Another summer we took The Daughter to nearby Martel to see her school band play under the remarkable parasol-like roof of the 18th century market ‘hall’. Locals ate their collective picnics at the trestle tables set out around the square, while the pizzeria plied the drinkers with hooch. The headmaster was there to support his group of final-year pupils. Even when a neo-grunge outfit from the nearest lycée came on to assail our ears, no one moaned about ‘the racket’. Not a mouth was puckered in disapproval. Everyone was there to enjoy the occasion and celebrate life out-of-doors.

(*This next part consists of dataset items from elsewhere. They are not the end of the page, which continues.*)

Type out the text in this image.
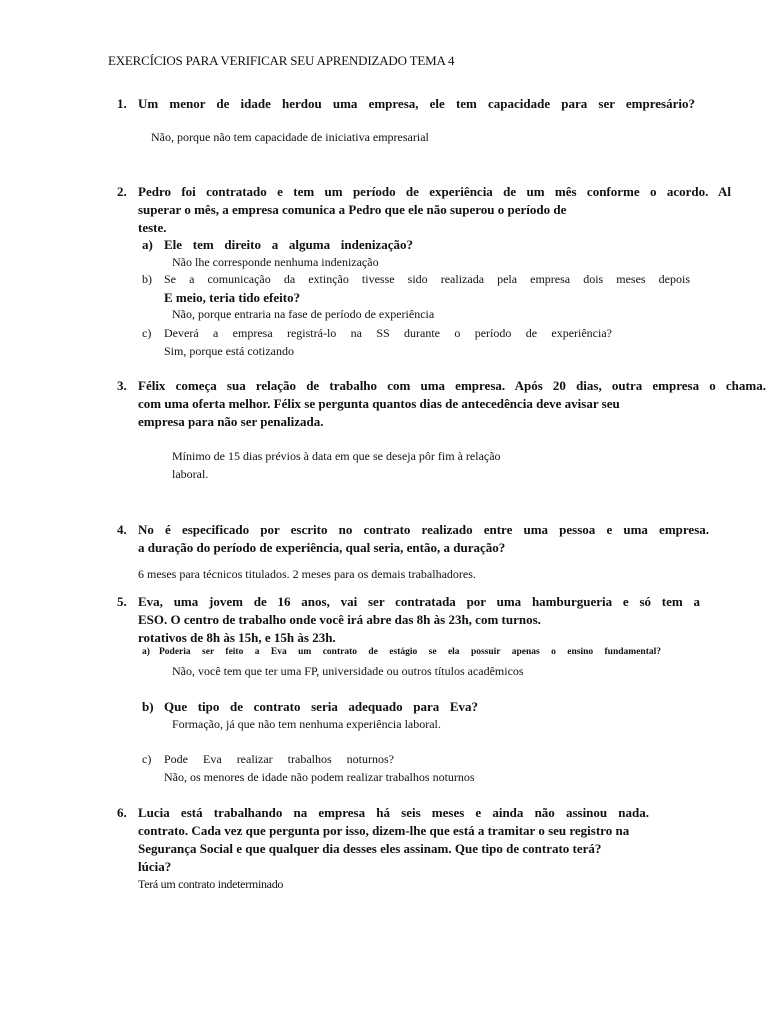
EXERCÍCIOS PARA VERIFICAR SEU APRENDIZADO TEMA 4
1. Um menor de idade herdou uma empresa, ele tem capacidade para ser empresário?
Não, porque não tem capacidade de iniciativa empresarial
2. Pedro foi contratado e tem um período de experiência de um mês conforme o acordo. Al
superar o mês, a empresa comunica a Pedro que ele não superou o período de
teste.
a) Ele tem direito a alguma indenização?
Não lhe corresponde nenhuma indenização
b) Se a comunicação da extinção tivesse sido realizada pela empresa dois meses depois
E meio, teria tido efeito?
Não, porque entraria na fase de período de experiência
c) Deverá a empresa registrá-lo na SS durante o período de experiência?
Sim, porque está cotizando
3. Félix começa sua relação de trabalho com uma empresa. Após 20 dias, outra empresa o chama.
com uma oferta melhor. Félix se pergunta quantos dias de antecedência deve avisar seu
empresa para não ser penalizada.
Mínimo de 15 dias prévios à data em que se deseja pôr fim à relação
laboral.
4. No é especificado por escrito no contrato realizado entre uma pessoa e uma empresa.
a duração do período de experiência, qual seria, então, a duração?
6 meses para técnicos titulados. 2 meses para os demais trabalhadores.
5. Eva, uma jovem de 16 anos, vai ser contratada por uma hamburgueria e só tem a
ESO. O centro de trabalho onde você irá abre das 8h às 23h, com turnos.
rotativos de 8h às 15h, e 15h às 23h.
a) Poderia ser feito a Eva um contrato de estágio se ela possuir apenas o ensino fundamental?
Não, você tem que ter uma FP, universidade ou outros títulos acadêmicos
b) Que tipo de contrato seria adequado para Eva?
Formação, já que não tem nenhuma experiência laboral.
c) Pode Eva realizar trabalhos noturnos?
Não, os menores de idade não podem realizar trabalhos noturnos
6. Lucia está trabalhando na empresa há seis meses e ainda não assinou nada.
contrato. Cada vez que pergunta por isso, dizem-lhe que está a tramitar o seu registro na
Segurança Social e que qualquer dia desses eles assinam. Que tipo de contrato terá?
lúcia?
Terá um contrato indeterminado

We missed out on the Fête this summer, because the child was too busy revising for her BAC. So I was left to brood on the relentless march of time. I’m trying to train myself to see the 21st symbolically as a gateway to all the concerts and festivals (for which there’s never enough time) that are crowded into the ensuing months of a French summer, but I’ve still got a way to go.
When I get ‘dem ol’ summer solstice blues again, mama’, I remind myself that Blues, the music, though born of suffering, celebrates life with all its vicissitudes. And after all, as a child, the solstice represented the imminent end-of-June and the beginning of the long school holidays. I guess I need to learn to ‘appreciate’ every evening on earth, protracted or not. Instant karma would then be mine for the deriving.